There is no nostalgia in a Wayne Miller poem, the way there is no oxygen in space. And the reason is the speakers in these poems have seen the harm that comes from too lightly held beliefs. “The Rapture: A Sermon” personifies the collective first-person of “We, the elect” into a clinical and sealed off hubris the reader might recognize all too clearly.
We, the elect,
will be lifted
into the purity of our politics
[…]
Not the families
whispering on their blankets
beneath the fireworks,
nor the lovers—
who fail to see
the primary purpose
of language. We’ll rise above
the left-behind
[…]
We’ll try to lift them
toward our righteousness
Longing for the sentimental present seems the particular American sin, and Miller’s voice weaves its awareness of marginalization, privilege, tragedy, and hope into a national culpability. Or, rather, a national greed, which seems both correlative to private possessive longing and analogous to that anathema nostalgia can become—our memories revised to truncate the sufferings of others.
Out my window, snow piles on each leaf of the mulberry tree. Down the slope of the yard to the dark street where the snow has been cleared, I see the meaning and melt of snow. It is Friday, the semester has begun, and I have spent the last two weeks thinking and talking and writing about poems.
Earlier, my wife had said, “It starts tomorrow.”
“Yeah,” I said. Then added, “What starts tomorrow?”
She was talking about the second impeachment trial of the 45th president of the United States.
Some say poetry and politics don’t comb out. This is a failure of imagination, one Miller ruffles the hair on.
We the Jury is both lovely and tender as well, particularly throughout the middle of the book with its domestic, marital, and familial negotiations of meaning. IVF, dead pets, watching TV—the props of the quotidian.
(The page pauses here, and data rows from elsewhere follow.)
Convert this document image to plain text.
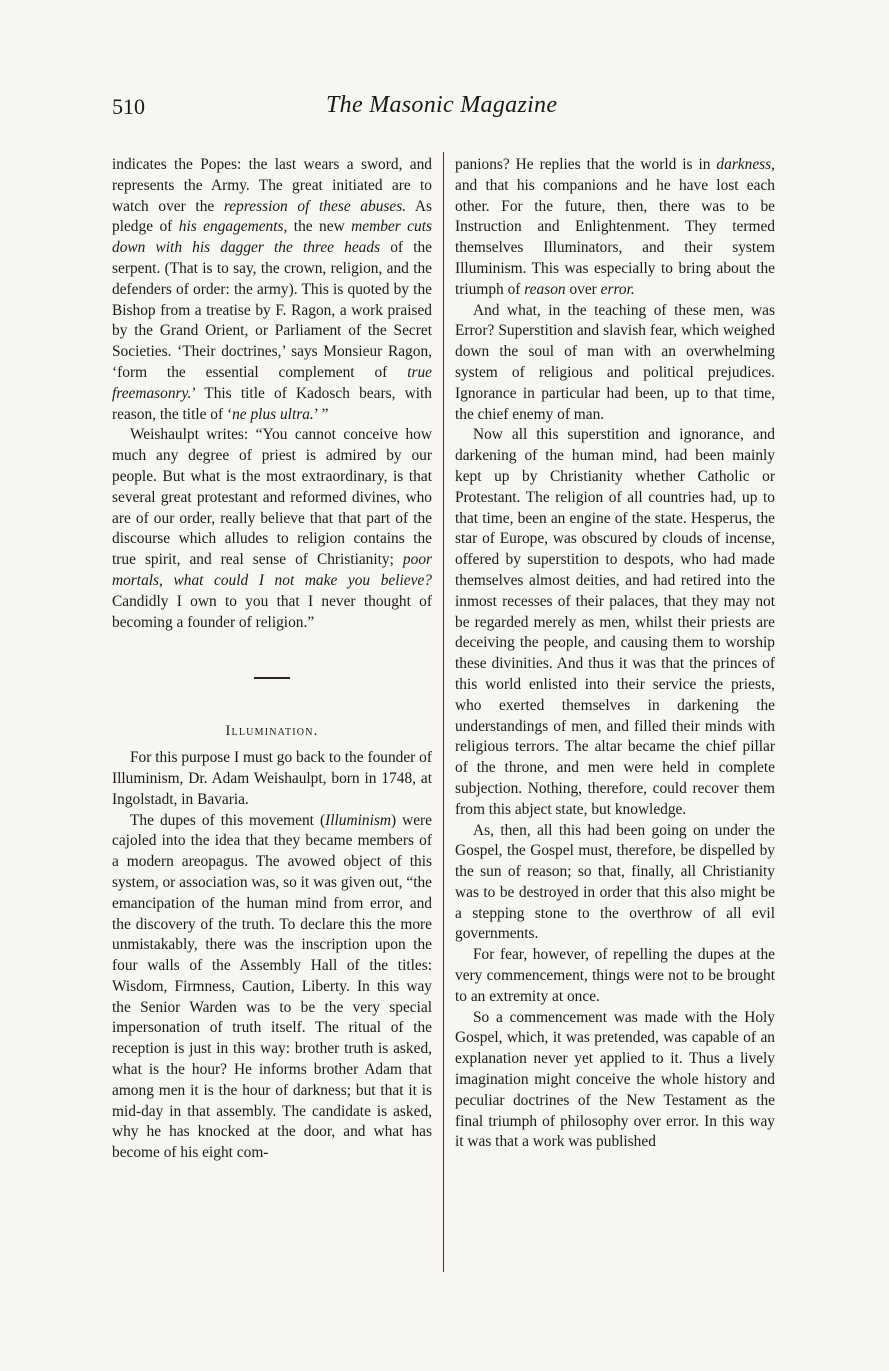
510	The Masonic Magazine

indicates the Popes: the last wears a sword, and represents the Army. The great initiated are to watch over the repression of these abuses. As pledge of his engagements, the new member cuts down with his dagger the three heads of the serpent. (That is to say, the crown, religion, and the defenders of order: the army). This is quoted by the Bishop from a treatise by F. Ragon, a work praised by the Grand Orient, or Parliament of the Secret Societies. ‘Their doctrines,’ says Monsieur Ragon, ‘form the essential complement of true freemasonry.’ This title of Kadosch bears, with reason, the title of ‘ne plus ultra.’ ”

Weishaulpt writes: “You cannot conceive how much any degree of priest is admired by our people. But what is the most extraordinary, is that several great protestant and reformed divines, who are of our order, really believe that that part of the discourse which alludes to religion contains the true spirit, and real sense of Christianity; poor mortals, what could I not make you believe? Candidly I own to you that I never thought of becoming a founder of religion.”

Illumination.

For this purpose I must go back to the founder of Illuminism, Dr. Adam Weishaulpt, born in 1748, at Ingolstadt, in Bavaria.

The dupes of this movement (Illuminism) were cajoled into the idea that they became members of a modern areopagus. The avowed object of this system, or association was, so it was given out, “the emancipation of the human mind from error, and the discovery of the truth. To declare this the more unmistakably, there was the inscription upon the four walls of the Assembly Hall of the titles: Wisdom, Firmness, Caution, Liberty. In this way the Senior Warden was to be the very special impersonation of truth itself. The ritual of the reception is just in this way: brother truth is asked, what is the hour? He informs brother Adam that among men it is the hour of darkness; but that it is mid-day in that assembly. The candidate is asked, why he has knocked at the door, and what has become of his eight com-

panions? He replies that the world is in darkness, and that his companions and he have lost each other. For the future, then, there was to be Instruction and Enlightenment. They termed themselves Illuminators, and their system Illuminism. This was especially to bring about the triumph of reason over error.

And what, in the teaching of these men, was Error? Superstition and slavish fear, which weighed down the soul of man with an overwhelming system of religious and political prejudices. Ignorance in particular had been, up to that time, the chief enemy of man.

Now all this superstition and ignorance, and darkening of the human mind, had been mainly kept up by Christianity whether Catholic or Protestant. The religion of all countries had, up to that time, been an engine of the state. Hesperus, the star of Europe, was obscured by clouds of incense, offered by superstition to despots, who had made themselves almost deities, and had retired into the inmost recesses of their palaces, that they may not be regarded merely as men, whilst their priests are deceiving the people, and causing them to worship these divinities. And thus it was that the princes of this world enlisted into their service the priests, who exerted themselves in darkening the understandings of men, and filled their minds with religious terrors. The altar became the chief pillar of the throne, and men were held in complete subjection. Nothing, therefore, could recover them from this abject state, but knowledge.

As, then, all this had been going on under the Gospel, the Gospel must, therefore, be dispelled by the sun of reason; so that, finally, all Christianity was to be destroyed in order that this also might be a stepping stone to the overthrow of all evil governments.

For fear, however, of repelling the dupes at the very commencement, things were not to be brought to an extremity at once.

So a commencement was made with the Holy Gospel, which, it was pretended, was capable of an explanation never yet applied to it. Thus a lively imagination might conceive the whole history and peculiar doctrines of the New Testament as the final triumph of philosophy over error. In this way it was that a work was published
Still, “It was raining in the capital, / and the nation’s new delight— // the war—was on.”
If there is an unrelenting tonal quality and diction to these poems, it is equal to the relentless onslaught in the mediascapes and ideoscapes of our increasingly globalized lives. Nevertheless, in these poems written at a brink, Miller puts our humanism on the line. Without giving too much away, the title of the collection’s closing poem finally names its speaker, our now-familiar narrator of history: “The Humanist.” Miller lets us in as “he rose before the jury of his peers” on a day like today when it remains undeniably true that “The loneliest person on earth / is a humanist condemned.” This poet knows we will be judged, rightly or wrongly, and being a member of the jury does not get you off the hook.